La singularité de l’approche de Parlier et Teheux réside dans leur capacité à créer des expériences qui sont à la fois accessibles aux néophytes et mathématiquement rigoureuses. « Nous ne simplifions pas les mathématiques, nous les rendons tangibles », précise Parlier. Cette nuance est essentielle : Il ne s’agit pas de vulgariser en appauvrissant, mais de transformer l’abstraction en expérience concrète. La dimension ludique est également centrale dans leur travail, notamment à travers le jeu Quadratis. Cette approche par le jeu transforme l’apprentissage mathématique en une expérience plaisante où la résolution de problèmes devient source de satisfaction immédiate plutôt que d’anxiété. En définitive, le travail de Parlier et Teheux porte une vision profondément humaniste des mathématiques. À travers leurs installations, ils rappellent que derrière l’abstraction mathématique se cache une activité profondément humaine, ancrée dans notre désir universel de comprendre les motifs et structures qui nous entourent. Comme l’évoquait poétiquement la section Traces à l’EPFL: « Dans le mouvement de nos lignes, dans les figures que nous esquissons se dessine le fil de notre existence. » Cette phrase résume peut-être le mieux leur contribution unique : Montrer comment les mathématiques, loin d’être détachées de notre expérience quotidienne, peuvent nous aider à mieux comprendre notre propre place dans l’univers des formes et des structures.

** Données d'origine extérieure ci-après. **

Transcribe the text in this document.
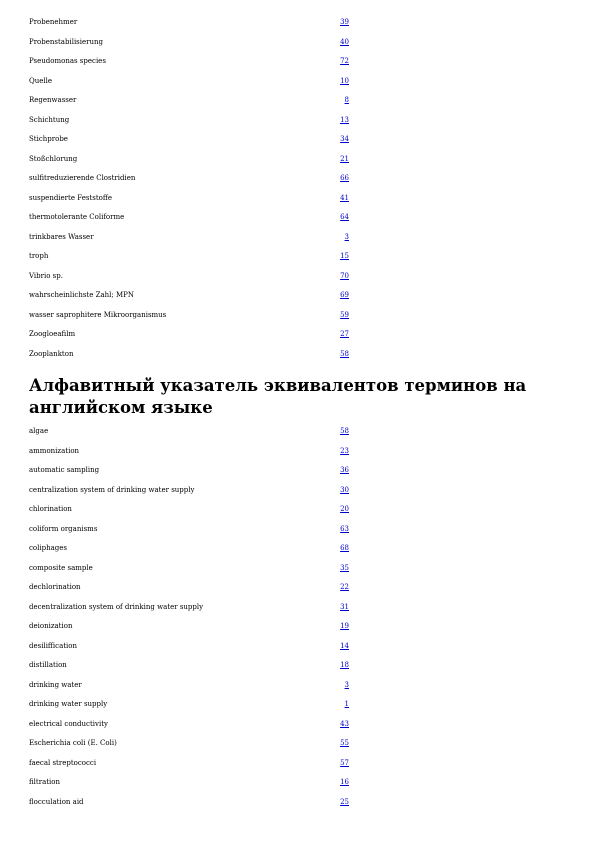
Probenehmer	39
Probenstabilisierung	40
Pseudomonas species	72
Quelle	10
Regenwasser	8
Schichtung	13
Stichprobe	34
Stoßchlorung	21
sulfitreduzierende Clostridien	66
suspendierte Feststoffe	41
thermotolerante Coliforme	64
trinkbares Wasser	3
troph	15
Vibrio sp.	70
wahrscheinlichste Zahl; MPN	69
wasser saprophitere Mikroorganismus	59
Zoogloeafilm	27
Zooplankton	58
Алфавитный указатель эквивалентов терминов на английском языке
algae	58
ammonization	23
automatic sampling	36
centralization system of drinking water supply	30
chlorination	20
coliform organisms	63
coliphages	68
composite sample	35
dechlorination	22
decentralization system of drinking water supply	31
deionization	19
desiliffication	14
distillation	18
drinking water	3
drinking water supply	1
electrical conductivity	43
Escherichia coli (E. Coli)	55
faecal streptococci	57
filtration	16
flocculation aid	25
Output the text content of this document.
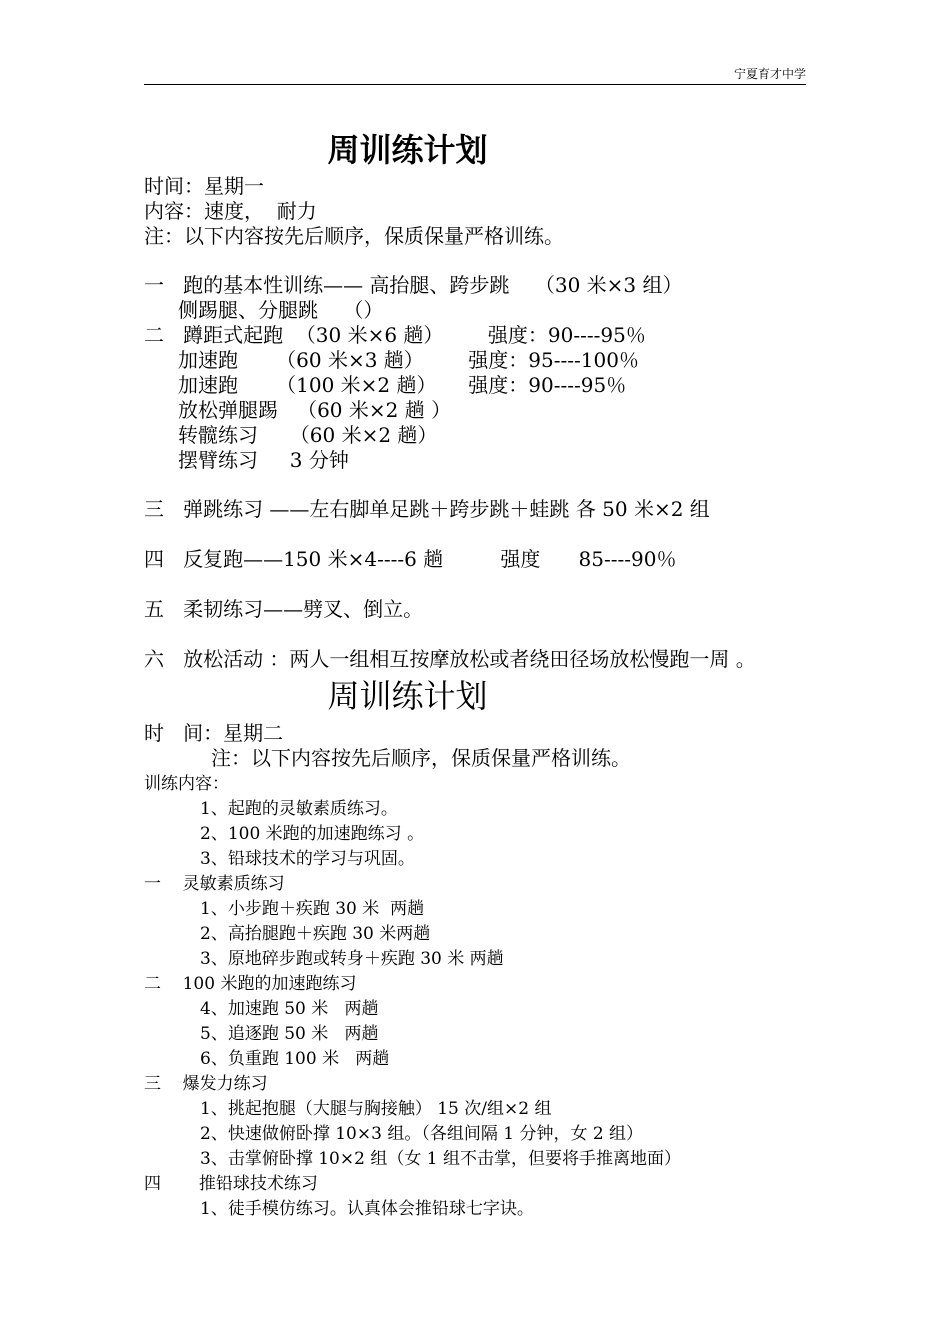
宁夏育才中学
周训练计划
时间：星期一
内容：速度，  耐力
注：以下内容按先后顺序，保质保量严格训练。
一   跑的基本性训练—— 高抬腿、跨步跳    （30 米×3 组）
侧踢腿、分腿跳    （）
二   蹲距式起跑  （30 米×6 趟）       强度：90----95％
加速跑      （60 米×3 趟）       强度：95----100％
加速跑      （100 米×2 趟）     强度：90----95％
放松弹腿踢   （60 米×2 趟 ）
转髋练习     （60 米×2 趟）
摆臂练习     3 分钟
三   弹跳练习 ——左右脚单足跳＋跨步跳＋蛙跳 各 50 米×2 组
四   反复跑——150 米×4----6 趟         强度      85----90％
五   柔韧练习——劈叉、倒立。
六   放松活动 ：两人一组相互按摩放松或者绕田径场放松慢跑一周 。
周训练计划
时   间：星期二
注：以下内容按先后顺序，保质保量严格训练。
训练内容：
1、起跑的灵敏素质练习。
2、100 米跑的加速跑练习 。
3、铅球技术的学习与巩固。
一    灵敏素质练习
1、小步跑＋疾跑 30 米  两趟
2、高抬腿跑＋疾跑 30 米两趟
3、原地碎步跑或转身＋疾跑 30 米 两趟
二    100 米跑的加速跑练习
4、加速跑 50 米   两趟
5、追逐跑 50 米   两趟
6、负重跑 100 米   两趟
三    爆发力练习
1、挑起抱腿（大腿与胸接触） 15 次/组×2 组
2、快速做俯卧撑 10×3 组。（各组间隔 1 分钟，女 2 组）
3、击掌俯卧撑 10×2 组（女 1 组不击掌，但要将手推离地面）
四       推铅球技术练习
1、徒手模仿练习。认真体会推铅球七字诀。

À l’heure où les sciences sont parfois perçues comme élitistes ou déconnectées des préoccupations humaines, Hugo Parlier et Bruno Teheux nous rappellent avec talent qu’elles peuvent être une expérience partagée, sensible et profondément signifiante. Une expérience qui, par sa beauté et son accessibilité, construit des ponts entre les mondes trop souvent séparés de l’art et de la science.
Leur participation prochaine à l’Exposition universelle d’Osaka confirme l’impact international croissant de cette vision qui transcende les frontières disciplinaires et géographiques, portant haut les couleurs d’une recherche luxembourgeoise innovante et ouverte sur le monde.